Some firms maintain parallel data tracks, with one level of detail provided as required by a client, but a deeper level of detail in reserve in case there’s an opportunity to demand fees from the other side.
“For internal management, a firm wants to see that data themselves,” Toothman said. If a lawyer is spending 15 hours a day on one client’s matter, the firm wants to see that data before “the client’s eyes roll back in his head,” he said.
When Toothman is reviewing a bill for a third party, the word “standard” “makes our eyes light up a little bit,” Toothman said. For instance, if a lawyer said a tenth of an hour is her “standard” billing time for a telephone call, a client may know a particular call was shorter.

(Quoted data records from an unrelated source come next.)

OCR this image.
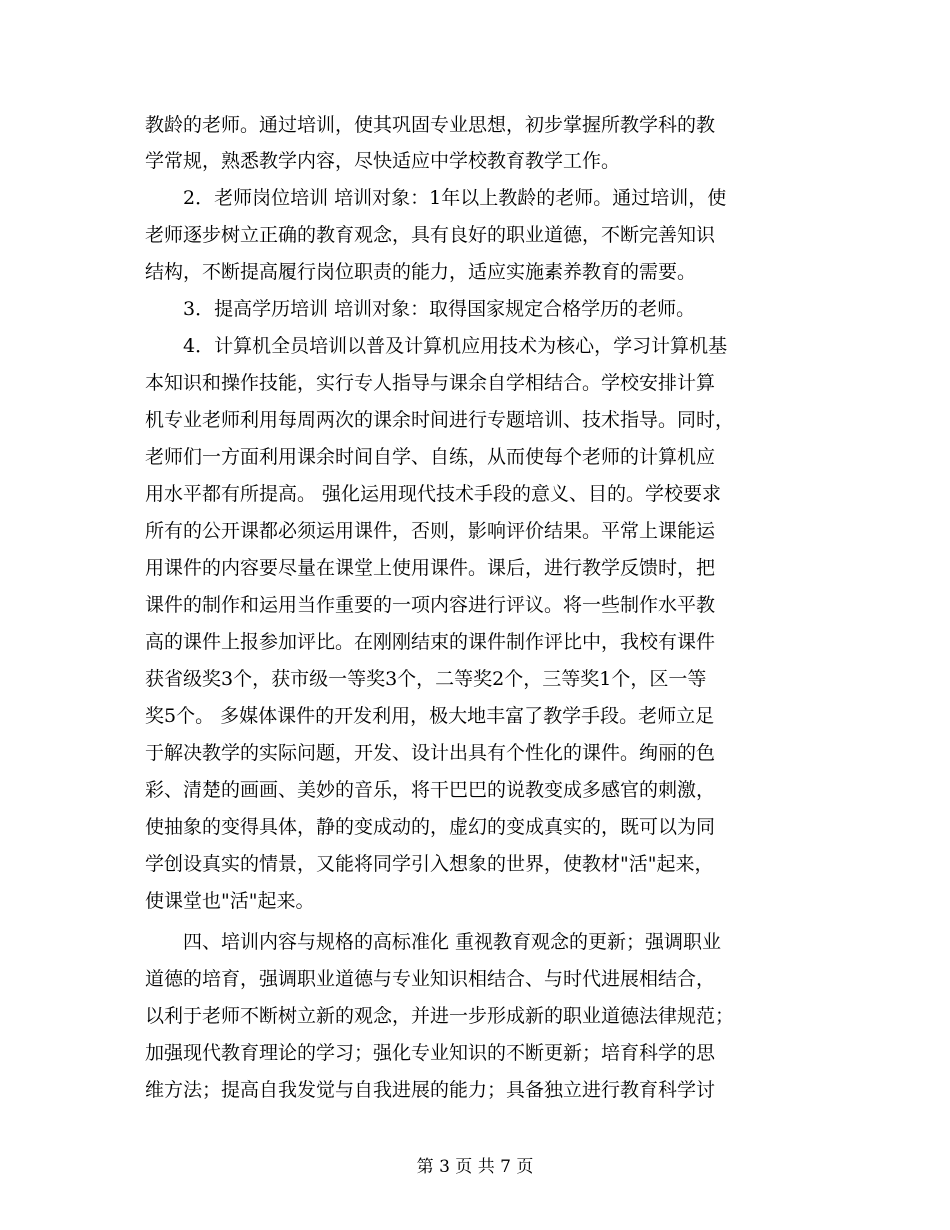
教龄的老师。通过培训，使其巩固专业思想，初步掌握所教学科的教
学常规，熟悉教学内容，尽快适应中学校教育教学工作。
　　2．老师岗位培训 培训对象：1年以上教龄的老师。通过培训，使
老师逐步树立正确的教育观念，具有良好的职业道德，不断完善知识
结构，不断提高履行岗位职责的能力，适应实施素养教育的需要。
　　3．提高学历培训 培训对象：取得国家规定合格学历的老师。
　　4．计算机全员培训以普及计算机应用技术为核心，学习计算机基
本知识和操作技能，实行专人指导与课余自学相结合。学校安排计算
机专业老师利用每周两次的课余时间进行专题培训、技术指导。同时，
老师们一方面利用课余时间自学、自练，从而使每个老师的计算机应
用水平都有所提高。 强化运用现代技术手段的意义、目的。学校要求
所有的公开课都必须运用课件，否则，影响评价结果。平常上课能运
用课件的内容要尽量在课堂上使用课件。课后，进行教学反馈时，把
课件的制作和运用当作重要的一项内容进行评议。将一些制作水平教
高的课件上报参加评比。在刚刚结束的课件制作评比中，我校有课件
获省级奖3个，获市级一等奖3个，二等奖2个，三等奖1个，区一等
奖5个。 多媒体课件的开发利用，极大地丰富了教学手段。老师立足
于解决教学的实际问题，开发、设计出具有个性化的课件。绚丽的色
彩、清楚的画画、美妙的音乐，将干巴巴的说教变成多感官的刺激，
使抽象的变得具体，静的变成动的，虚幻的变成真实的，既可以为同
学创设真实的情景，又能将同学引入想象的世界，使教材"活"起来，
使课堂也"活"起来。
　　四、培训内容与规格的高标准化 重视教育观念的更新；强调职业
道德的培育，强调职业道德与专业知识相结合、与时代进展相结合，
以利于老师不断树立新的观念，并进一步形成新的职业道德法律规范；
加强现代教育理论的学习；强化专业知识的不断更新；培育科学的思
维方法；提高自我发觉与自我进展的能力；具备独立进行教育科学讨
第 3 页 共 7 页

Other vague words that may trigger scrutiny include “review, analyze, conference,” or other intra-firm communication.
“These don’t necessarily translate into clear productive tasks,” Toothman said.
When it comes to billing, “the more who, what, where, when and why, the better,” Toothman said.
Pay attention early in the case to the potential for fee-shifting, so you can make sure your bills are in order and support a fee request, Whelan said.
Plaintiff’s lawyers, who generally work on a contingency basis, “are not billing in their everyday practice like large firms or a defense practice,” he said. But a civil rights case, or statutory actions like consumer protection or business conspiracy may yield attorney’s fees, and the lawyer should start billing with specificity, Whelan said.
Lawyers can’t blame vague bills on their software, Whelan said, as automated billing systems routinely allow lawyers to include as much detail as they want. “There’s enough leeway for personalization of a system to allow a practitioner to place more specificity” in invoices, Whelan said.
If a lawyer’s specialized expertise commands a higher hourly rate, billing detail should reflect that level of skill, for instance, by stating substantively what a specific motion is intended to accomplish, according to Whelan.
“Reasonableness” is the watchword from the start.
“Separate out tasks to a reasonable degree. If you write: draft discovery, draft brief, talk to client, these are three separate units,” Harvey said. “It’s a question of judgment. You don’t necessarily want to write: Spent six minutes on interrogatory one and six minutes on interrogatory two,” as opposed to a block of six hours that just has everything thrown in together.
Include the detail as you go along because it’s unlikely you’ll be able to retool a time entry later.